It’s kind of strange that we are more conscious of our health now than ever before, but we are also the fattest people on Earth. I remember seeing a comparison between us and the French.
They showed pictures of two women, one American and one French. The French lady was sitting there at a sidewalk cafe in Paris with a plate of food and a glass of wine, taking her time and having a conversation with a friend while the second picture showed an American woman sitting at a McDonald’s eating a Big Mac, fries, and a 32-ounce soda. The French woman was slim and trim while the American woman’s backside was as big as a house.
It’s well known that being overweight exposes us to a host of chronic diseases like high blood pressure, diabetes, arthritis, and stroke. We may be the fattest people in the world and we can make that choice, but are we exposing our pets to the same problems?
My friend has a cat named Merlin. Merlin is about 13-years-old now and is so fat that he can hardly make it up on the couch. When he lays down he can hardly get up because his belly gets in the way. I fear that if he lives a couple of years more that he will come down with joint problems or diabetes and his last years will be suffering ones.
My aunt and uncle also have a big cat. His name is Percy. Percy was extremely overweight and was diagnosed with diabetes a few-years-ago. He is now on a diet and has lost weight. He still has to be given insulin injections twice every day.

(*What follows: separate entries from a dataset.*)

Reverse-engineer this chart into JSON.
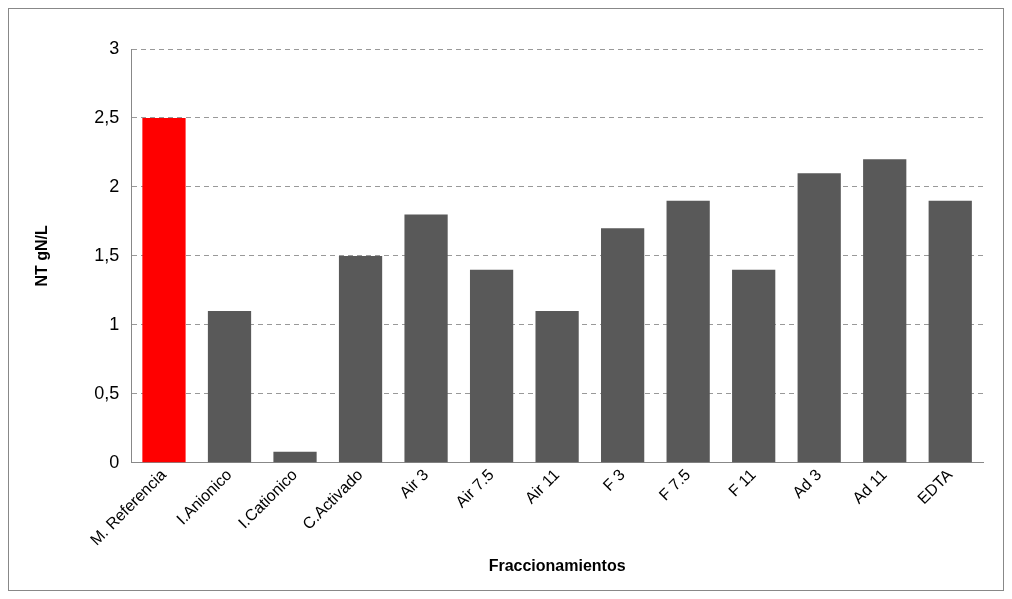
{
  "chart_data": {
    "type": "bar",
    "xlabel": "Fraccionamientos",
    "ylabel": "NT gN/L",
    "categories": [
      "M. Referencia",
      "I.Anionico",
      "I.Cationico",
      "C.Activado",
      "Air 3",
      "Air 7.5",
      "Air 11",
      "F 3",
      "F 7.5",
      "F 11",
      "Ad 3",
      "Ad 11",
      "EDTA"
    ],
    "values": [
      2.5,
      1.1,
      0.08,
      1.5,
      1.8,
      1.4,
      1.1,
      1.7,
      1.9,
      1.4,
      2.1,
      2.2,
      1.9
    ],
    "colors": [
      "#ff0000",
      "#595959",
      "#595959",
      "#595959",
      "#595959",
      "#595959",
      "#595959",
      "#595959",
      "#595959",
      "#595959",
      "#595959",
      "#595959",
      "#595959"
    ],
    "ylim": [
      0,
      3
    ],
    "yticks": [
      0,
      {
        "value": 0.5,
        "label": "0,5"
      },
      1,
      {
        "value": 1.5,
        "label": "1,5"
      },
      2,
      {
        "value": 2.5,
        "label": "2,5"
      },
      3
    ],
    "grid": "y"
  }
}
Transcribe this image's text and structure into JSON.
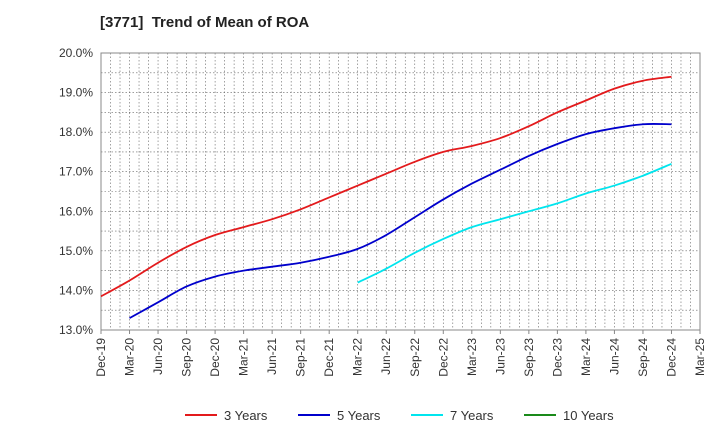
{
  "chart_data": {
    "type": "line",
    "title": "[3771]  Trend of Mean of ROA",
    "xlabel": "",
    "ylabel": "",
    "x_tick_labels": [
      "Dec-19",
      "Mar-20",
      "Jun-20",
      "Sep-20",
      "Dec-20",
      "Mar-21",
      "Jun-21",
      "Sep-21",
      "Dec-21",
      "Mar-22",
      "Jun-22",
      "Sep-22",
      "Dec-22",
      "Mar-23",
      "Jun-23",
      "Sep-23",
      "Dec-23",
      "Mar-24",
      "Jun-24",
      "Sep-24",
      "Dec-24",
      "Mar-25"
    ],
    "y_tick_labels": [
      "13.0%",
      "14.0%",
      "15.0%",
      "16.0%",
      "17.0%",
      "18.0%",
      "19.0%",
      "20.0%"
    ],
    "ylim": [
      13.0,
      20.0
    ],
    "y_unit": "%",
    "grid": true,
    "legend_position": "bottom",
    "series": [
      {
        "name": "3 Years",
        "color": "#e31a1c",
        "start_index": 0,
        "values": [
          13.85,
          14.25,
          14.7,
          15.1,
          15.4,
          15.6,
          15.8,
          16.05,
          16.35,
          16.65,
          16.95,
          17.25,
          17.5,
          17.65,
          17.85,
          18.15,
          18.5,
          18.8,
          19.1,
          19.3,
          19.4
        ]
      },
      {
        "name": "5 Years",
        "color": "#0000cc",
        "start_index": 1,
        "values": [
          13.3,
          13.7,
          14.1,
          14.35,
          14.5,
          14.6,
          14.7,
          14.85,
          15.05,
          15.4,
          15.85,
          16.3,
          16.7,
          17.05,
          17.4,
          17.7,
          17.95,
          18.1,
          18.2,
          18.2
        ]
      },
      {
        "name": "7 Years",
        "color": "#00e5ee",
        "start_index": 9,
        "values": [
          14.2,
          14.55,
          14.95,
          15.3,
          15.6,
          15.8,
          16.0,
          16.2,
          16.45,
          16.65,
          16.9,
          17.2
        ]
      },
      {
        "name": "10 Years",
        "color": "#1a8a1a",
        "start_index": 0,
        "values": []
      }
    ]
  }
}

According to The Healthy Planet Magazine:
“Dogs and cats are considered to be overweight if their weight is 10% greater than optimal. Obesity is defined as being more than 20% over optimal weight. Unfortunately, this disease is now at an epidemic level: 25-50% of dogs and cats are obese; 50% of middle-aged pets are obese.”
Overweight pets suffer from even more chronic diseases than overweight people. They include: exercise intolerance, cystitis, cancer, thyroid problems, Cushing’s disease and the list goes on and on. Dogs are more likely to get some of these diseases and cats are more vulnerable to others.
As in humans, the key to weight loss in pets are the same as those in humans: diet and exercise. The first thing to do is to stop feeding whenever the animal wants food. Dogs should be fed 2 meals a day and cats should be fed 2-4 small meals a day. You could also try some of the diet brands of pet foods that are out there on the market.
The next step is exercise. Play with your cat. Make sure he or she gets up and moves around. Get them a playhouse that they can explore. Dogs should be walked frequently and for good distances, just letting them run around in the yard is not enough.
But what if you don’t have time? I know one person who puts his dog on the treadmill each day so he can get his exercise. Most people love their pets and want them around as long as possible. Having them lose weight will keep them around.. And who knows, it might just inspire you to lose a few pounds yourself.